La Société des établissements de plein air du Québec (SEPAQ) a procédé jeudi au lancement d'un appel de propositions visant à trouver un promoteur pour la conception, le financement, la construction et l'exploitation d'un hôtel.
Situé en haut de la chute, l'hôtel de trois étoiles, minimalement, jouxterait le Manoir Montmorency, qui est lui aussi géré par la SEPAQ. Le projet est estimé à 18 millions $. L'édifice devrait être d'une hauteur de trois étages, avec environ 50 chambres par niveau.
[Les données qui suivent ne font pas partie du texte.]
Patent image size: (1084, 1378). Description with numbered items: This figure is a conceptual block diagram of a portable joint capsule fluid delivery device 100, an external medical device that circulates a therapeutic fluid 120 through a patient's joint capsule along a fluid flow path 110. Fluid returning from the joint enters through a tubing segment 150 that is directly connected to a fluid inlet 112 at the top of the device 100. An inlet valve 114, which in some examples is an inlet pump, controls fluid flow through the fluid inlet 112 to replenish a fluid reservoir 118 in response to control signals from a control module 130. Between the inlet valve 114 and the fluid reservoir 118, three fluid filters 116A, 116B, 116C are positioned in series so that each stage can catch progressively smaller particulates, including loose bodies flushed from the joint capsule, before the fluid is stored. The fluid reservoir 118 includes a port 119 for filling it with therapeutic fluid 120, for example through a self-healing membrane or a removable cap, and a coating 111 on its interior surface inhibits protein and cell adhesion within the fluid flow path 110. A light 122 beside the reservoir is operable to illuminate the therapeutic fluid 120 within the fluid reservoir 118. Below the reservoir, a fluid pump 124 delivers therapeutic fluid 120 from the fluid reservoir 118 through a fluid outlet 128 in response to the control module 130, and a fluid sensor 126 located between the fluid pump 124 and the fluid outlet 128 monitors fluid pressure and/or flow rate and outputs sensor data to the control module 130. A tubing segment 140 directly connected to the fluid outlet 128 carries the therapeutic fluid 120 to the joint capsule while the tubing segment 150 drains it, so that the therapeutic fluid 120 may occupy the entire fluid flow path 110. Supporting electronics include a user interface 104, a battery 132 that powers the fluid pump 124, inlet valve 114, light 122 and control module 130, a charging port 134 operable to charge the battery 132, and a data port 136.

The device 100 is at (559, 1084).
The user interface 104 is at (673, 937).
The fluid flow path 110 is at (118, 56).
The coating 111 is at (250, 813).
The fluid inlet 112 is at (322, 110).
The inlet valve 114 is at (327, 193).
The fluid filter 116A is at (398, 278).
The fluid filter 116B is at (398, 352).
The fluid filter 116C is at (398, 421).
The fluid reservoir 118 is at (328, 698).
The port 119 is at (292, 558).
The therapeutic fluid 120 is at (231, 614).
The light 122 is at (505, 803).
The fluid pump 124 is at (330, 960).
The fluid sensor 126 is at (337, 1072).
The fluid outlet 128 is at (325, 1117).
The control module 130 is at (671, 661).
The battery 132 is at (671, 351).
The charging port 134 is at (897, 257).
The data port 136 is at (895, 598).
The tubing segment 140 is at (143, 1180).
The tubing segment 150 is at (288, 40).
On parle d'un investissement d'environ 120 000 $ par chambre.
L'option d'offrir un service de condo-hôtel est «totalement exclue» par la SEPAQ. «C'est vraiment un hôtel qui va demeurer public», a assuré la responsable des communications, Lucie Boulianne.
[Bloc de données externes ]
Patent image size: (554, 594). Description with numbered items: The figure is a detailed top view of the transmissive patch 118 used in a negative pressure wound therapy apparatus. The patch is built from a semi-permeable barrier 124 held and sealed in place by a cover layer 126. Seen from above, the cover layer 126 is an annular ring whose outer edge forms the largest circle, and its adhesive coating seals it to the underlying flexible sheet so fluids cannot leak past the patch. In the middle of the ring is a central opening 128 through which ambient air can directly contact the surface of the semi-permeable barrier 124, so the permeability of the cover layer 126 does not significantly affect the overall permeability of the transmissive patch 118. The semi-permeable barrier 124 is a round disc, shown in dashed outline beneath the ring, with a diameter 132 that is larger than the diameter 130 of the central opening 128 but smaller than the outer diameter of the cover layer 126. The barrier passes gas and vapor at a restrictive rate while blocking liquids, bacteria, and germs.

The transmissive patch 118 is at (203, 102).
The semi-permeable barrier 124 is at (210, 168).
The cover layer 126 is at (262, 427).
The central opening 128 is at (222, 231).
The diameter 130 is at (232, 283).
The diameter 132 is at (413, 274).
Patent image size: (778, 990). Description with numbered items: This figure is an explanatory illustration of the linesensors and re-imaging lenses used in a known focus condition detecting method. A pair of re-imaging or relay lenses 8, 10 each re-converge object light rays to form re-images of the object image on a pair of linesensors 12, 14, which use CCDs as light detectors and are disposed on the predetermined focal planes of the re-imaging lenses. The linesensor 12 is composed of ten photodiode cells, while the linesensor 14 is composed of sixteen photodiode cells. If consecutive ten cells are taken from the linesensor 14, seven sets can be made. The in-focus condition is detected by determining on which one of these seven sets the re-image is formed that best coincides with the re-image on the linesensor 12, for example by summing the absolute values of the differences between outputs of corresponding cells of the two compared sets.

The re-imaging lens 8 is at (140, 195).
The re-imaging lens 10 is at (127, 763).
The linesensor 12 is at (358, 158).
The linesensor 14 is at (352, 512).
Aucun restaurant ou boutique ne devrait être ajouté sur le terrain. La table du Manoir Montmorency devrait demeurer le restaurant principal.
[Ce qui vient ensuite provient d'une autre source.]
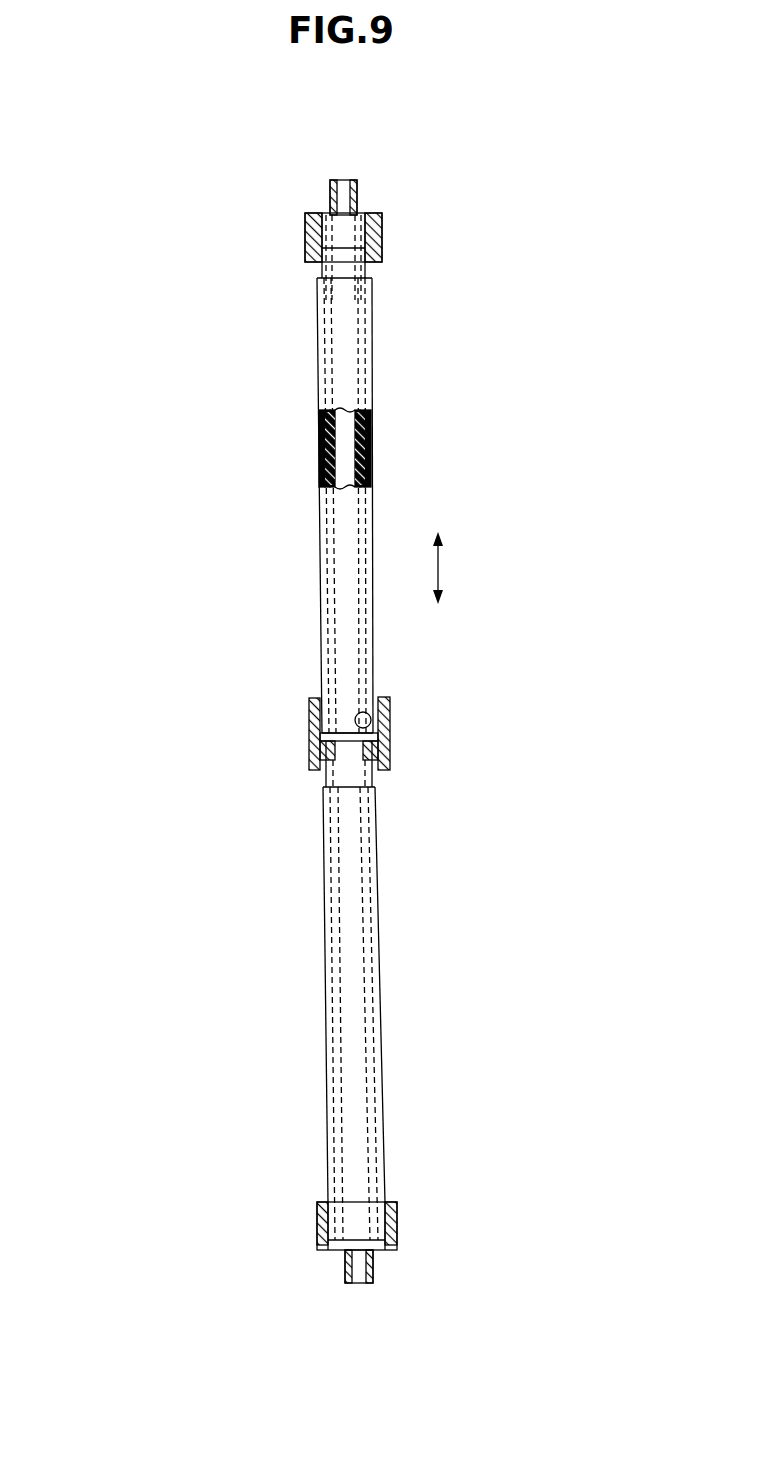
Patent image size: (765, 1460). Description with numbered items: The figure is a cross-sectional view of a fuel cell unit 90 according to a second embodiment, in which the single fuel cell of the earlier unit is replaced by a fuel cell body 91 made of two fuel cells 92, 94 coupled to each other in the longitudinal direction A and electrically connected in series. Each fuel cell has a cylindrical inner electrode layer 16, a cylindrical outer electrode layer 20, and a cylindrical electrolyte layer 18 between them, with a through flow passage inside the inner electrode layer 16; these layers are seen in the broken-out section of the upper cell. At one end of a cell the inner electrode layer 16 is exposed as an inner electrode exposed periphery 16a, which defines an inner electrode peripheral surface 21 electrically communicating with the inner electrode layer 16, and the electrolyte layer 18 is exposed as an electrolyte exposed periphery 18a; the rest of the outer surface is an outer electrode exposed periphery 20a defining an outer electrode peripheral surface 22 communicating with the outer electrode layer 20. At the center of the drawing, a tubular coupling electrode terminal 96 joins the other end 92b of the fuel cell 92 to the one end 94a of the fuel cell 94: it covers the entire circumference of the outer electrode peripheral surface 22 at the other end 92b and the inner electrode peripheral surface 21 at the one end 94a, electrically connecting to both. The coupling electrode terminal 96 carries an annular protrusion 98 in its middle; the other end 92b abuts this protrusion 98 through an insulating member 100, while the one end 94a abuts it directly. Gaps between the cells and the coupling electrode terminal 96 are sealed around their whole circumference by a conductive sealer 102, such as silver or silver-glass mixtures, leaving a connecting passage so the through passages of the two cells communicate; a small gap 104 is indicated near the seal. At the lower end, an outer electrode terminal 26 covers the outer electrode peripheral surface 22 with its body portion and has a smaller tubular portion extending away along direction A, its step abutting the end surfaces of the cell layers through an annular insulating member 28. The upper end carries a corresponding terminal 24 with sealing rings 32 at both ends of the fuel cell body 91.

The fuel cell unit 90 is at (437, 162).
The fuel cell body 91 is at (384, 295).
The fuel cell 92 is at (320, 545).
The other end of the fuel cell 92b is at (302, 688).
The fuel cell 94 is at (325, 883).
The one end of the fuel cell 94a is at (298, 783).
The coupling electrode terminal 96 is at (318, 752).
The annular protrusion 98 is at (318, 713).
The insulating member 100 is at (310, 705).
The conductive sealer 102 is at (376, 700).
The gap 104 is at (378, 718).
The inner electrode layer 16 is at (320, 425).
The inner electrode exposed periphery 16a is at (305, 230).
The electrolyte layer 18 is at (320, 440).
The electrolyte exposed periphery 18a is at (320, 265).
The outer electrode layer 20 is at (320, 470).
The outer electrode exposed periphery 20a is at (318, 345).
The inner electrode peripheral surface 21 is at (343, 245).
The outer electrode peripheral surface 22 is at (344, 308).
The upper connector 24 is at (372, 218).
The outer electrode terminal 26 is at (398, 1240).
The annular insulating member 28 is at (383, 1250).
The seal ring 32 is at (367, 215).
The longitudinal direction A is at (448, 568).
Le Manoir Montmorency, qui a un chiffre d'affaires de 2 millions $, compte huit salles de réception et deux restaurants. Le restaurant-terrasse du Manoir, pouvant accueillir 70 personnes, est ouvert seulement l'été, et le Café Bistro Kent House, avec 45 places, est quant à lui en activité presque toute l'année. Huit cents activités y sont tenues annuellement.
Style de chambre
Le style de chambre et l'architecture de l'hôtel restent encore à déterminer. «C'est le promoteur qui va proposer un concept de chambre. Il n'y a pas d'indication. Il faut que l'hôtel s'intègre à l'architecture du Manoir. Malgré l'âge du Manoir, on veut un concept qui se mélange bien», a souligné Mme Boulianne. Le zonage serait déjà propice pour accueillir le nouvel hôtel. L'aire approximative disponible pour la construction de l'édifice est d'environ 12 000 m2.
En plus de se marier avec le Manoir Montmorency, l'hôtel devra se fondre dans le paysage. «Il va falloir respecter l'environnement, la vue sur la chute», a soutenu la responsable des communications. «C'est un site extraordinaire, le plus fréquenté dans la région après le Vieux-Québec. C'est tout le milieu touristique de la région qui va en ressortir gagnant.»
Ce projet s'inscrit dans un plan d'investissements majeurs pour le développement d'un pôle touristique d'envergure internationale. Il s'agit donc de la réalisation de l'un des volets du plan de mise en valeur entériné par le gouvernement du Québec et annoncé en deux phases, soit au printemps 2012 et à l'automne 2013.
La réalisation du plan de mise en valeur du parc de la Chute-Montmorency s'échelonnera jusqu'en 2017.
«L'an passé, on a inauguré la via ferrata [une activité qui combine la randonnée et l'escalade] et cette année, on va inauguré un troisième parcours. La gare du téléphérique a aussi été revampée», conclut Mme Boulianne.
La SEPAQ possède déjà de l'expérience en gestion hôtelière. Elle dirige notamment l'Auberge de montagne des Chic-Chocs, l'Auberge Duchesnay, l'Auberge et Golf Fort-Prével, le Gîte du Mont-Albert, l'Auberge de Chicotte et l'Auberge McDonald.